Distributed monitoring with Checkmk consists of a central site and at least one remote site. The structure of such a distributed monitoring, especially the connection of the remote sites, is essentially a standard network procedure. However, it is also necessary to take the characteristics of Checkmk into account.
For this article, for demonstration purposes I will work with the simple setup of a distributed monitoring, consisting of a central site and several remote sites, including synchronization of the configuration. In addition, in these best practices for connecting remote sites, we limit ourselves to IPv4, since experience shows that organizations currently operate either a pure IPv4 intranet or have a dual-stack intranet with IPv4 and IPv6 – but not a pure IPv6 intranet.
The simplest example is a flat network where routing works between the hosts running the Checkmk sites. This is the most typical setup in a small organization without branch offices, so distributed monitoring is not usually necessary.
Companies with branch offices typically operate a company-wide VPN, which is usually at least orchestrated by a central IT. This means that it assigns an exclusive subnet to the individual locations, which in turn allows for simple routing. Distributed monitoring is not absolutely necessary in such a network. If the branch offices have few devices (rule of thumb: a single-digit number of devices) or manage without a hypervisor, remote sites are usually dispensed with.
Site2Site-VPN
With a managed service provider, things look different again. Here, there are usually several different connections to customer networks. A typical connection type is Site2Site VPN, which lands at a dedicated firewall for customer connections. A common problem in this case is that the customer networks have private IPv4 ranges that overlap. Routing directly into these private networks is therefore generally not possible. Alternatively, NAT (Network Address Translation) can be used here.
Another typical connection type is DNAT (Destination Network Address Translation) on the customer firewall, i.e. without a VPN connection to the customer.

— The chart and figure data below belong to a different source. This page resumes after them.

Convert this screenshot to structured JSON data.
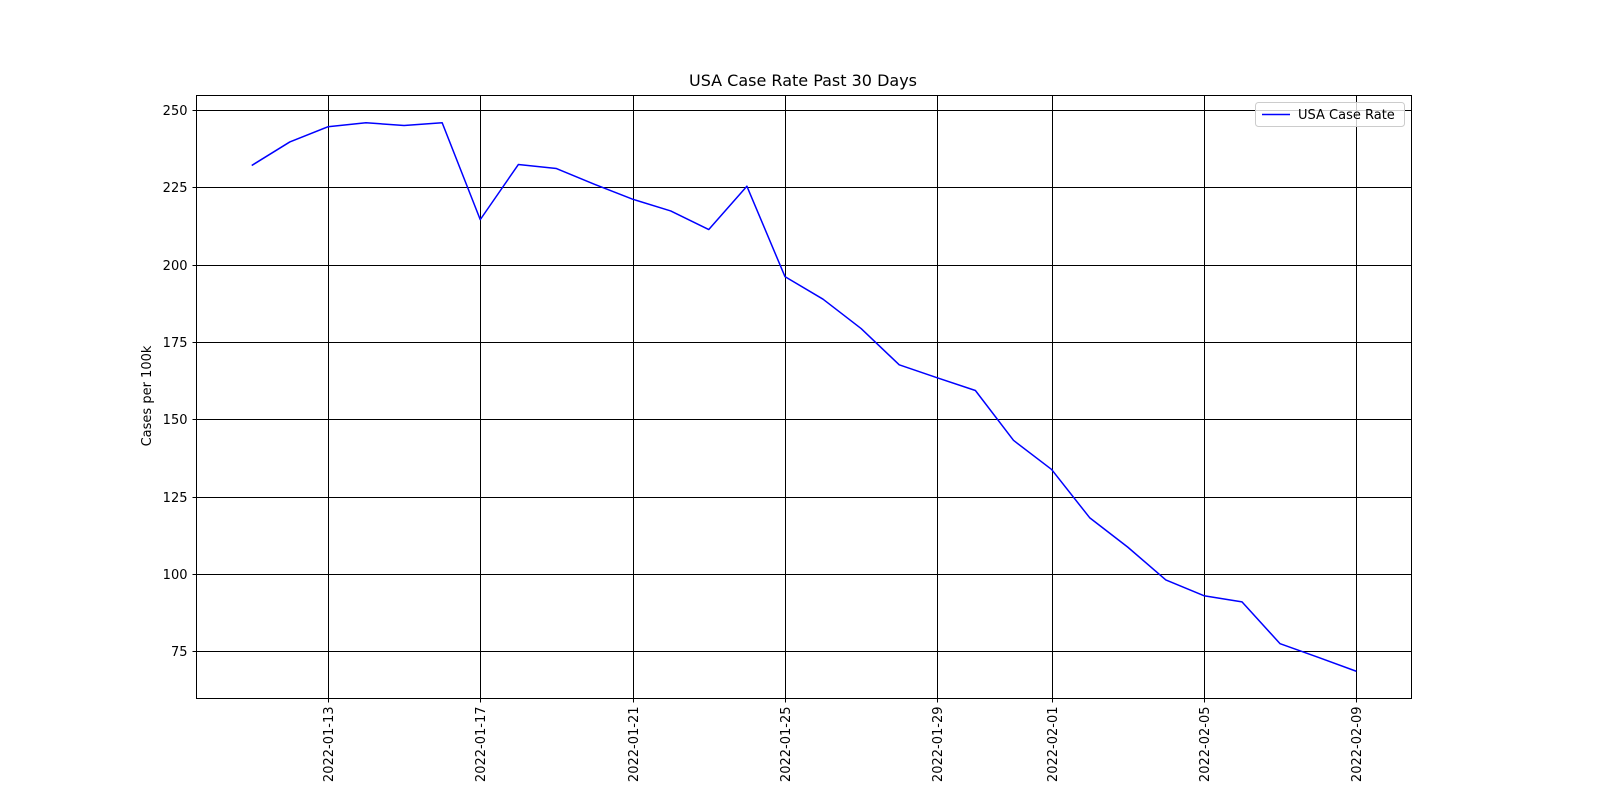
{
  "chart_data": {
    "type": "line",
    "title": "USA Case Rate Past 30 Days",
    "xlabel": "",
    "ylabel": "Cases per 100k",
    "grid": true,
    "legend_position": "top-right",
    "series_color": "#0000ff",
    "x_start_date": "2022-01-11",
    "x_tick_labels": [
      "2022-01-13",
      "2022-01-17",
      "2022-01-21",
      "2022-01-25",
      "2022-01-29",
      "2022-02-01",
      "2022-02-05",
      "2022-02-09"
    ],
    "x_tick_positions": [
      2,
      6,
      10,
      14,
      18,
      21,
      25,
      29
    ],
    "xlim": [
      -1.45,
      30.45
    ],
    "y_ticks": [
      75,
      100,
      125,
      150,
      175,
      200,
      225,
      250
    ],
    "y_tick_labels": [
      "75",
      "100",
      "125",
      "150",
      "175",
      "200",
      "225",
      "250"
    ],
    "ylim": [
      59.8,
      254.6
    ],
    "series": [
      {
        "name": "USA Case Rate",
        "x": [
          0,
          1,
          2,
          3,
          4,
          5,
          6,
          7,
          8,
          9,
          10,
          11,
          12,
          13,
          14,
          15,
          16,
          17,
          18,
          19,
          20,
          21,
          22,
          23,
          24,
          25,
          26,
          27,
          28,
          29
        ],
        "values": [
          232.0,
          239.6,
          244.5,
          245.8,
          244.9,
          245.8,
          214.5,
          232.3,
          231.0,
          225.9,
          221.1,
          217.3,
          211.3,
          225.3,
          196.1,
          188.8,
          179.3,
          167.6,
          163.4,
          159.3,
          143.2,
          133.8,
          118.2,
          108.7,
          98.1,
          93.0,
          91.0,
          77.5,
          73.1,
          68.6
        ]
      }
    ]
  }
}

In this case, dedicated high ports on the customer firewall are forwarded to the remote site host. The source IPs are limited to the smallest possible network of the MSP; only incoming connections are needed. In practice, this can look like the following:
In this example, the highports on the firewall are set in the 655x ID range, which is typical for Checkmk. The last digit corresponds to the connection type (see above list).
The big advantage of this variant is that overlaps of customer networks do not matter, which allows a service provider to roll out standardized intranet installations.
The remote site host should be queried in sufficient detail as a status host, even if the configuration of a status host in the site settings can be dispensed with when using live proxy. To do this, tunnel the agent output via SSH, as in the example – and thus dispense with another DNAT connection. The host check command should accordingly be changed to the status of the Checkmk service.
The optional Notification Connection is used to process notifications centrally, for example in a central ticket system of the MSP. Checkmk currently does not provide an encryption solution here, and this will not change until the next version (Checkmk 2.1). In the meantime, however, Stunnel, for example, may be a solution.
DNAT for robust MSP monitoring
For robust and heterogeneous MSP monitoring, it is advisable to use DNAT as standard. If individual customers insist on VPN with incompatible customer networks, solutions are conceivable that additionally include intermediate hosts. In this case, this intermediate host, which is located in the provider's data center, can communicate via VPN with the remote site host at the customer's site. The intermediate host offers this connection to the central site via port forwarding.
The approaches discussed so far have always assumed that access from an address range of the MSP, initiated by the central Checkmk site, is possible and permitted. However, for security reasons, this may not be desirable in some cases. The CMCDump method is suitable for this task, which in turn entails restrictions.
With this method, a cron job creates an archive of the current overall status at a specified time interval, for example every minute. This created archive file is then transmitted to the central site and imported there. A prerequisite for CMCDump, however, is that outgoing traffic is permitted and that it is also suitable for transporting the archive file, such as a .tgz. The transfer can be realized via scp to a file host or via e-mail. However, the individual transport solution must be scripted.
It can be stated that, depending on the framework conditions, solutions of any required complexity are possible. At this point, managed service providers are advised to define possible implementation variants and prerequisites in advance and to document and communicate these adequately in order to avoid creating extra work for the customer.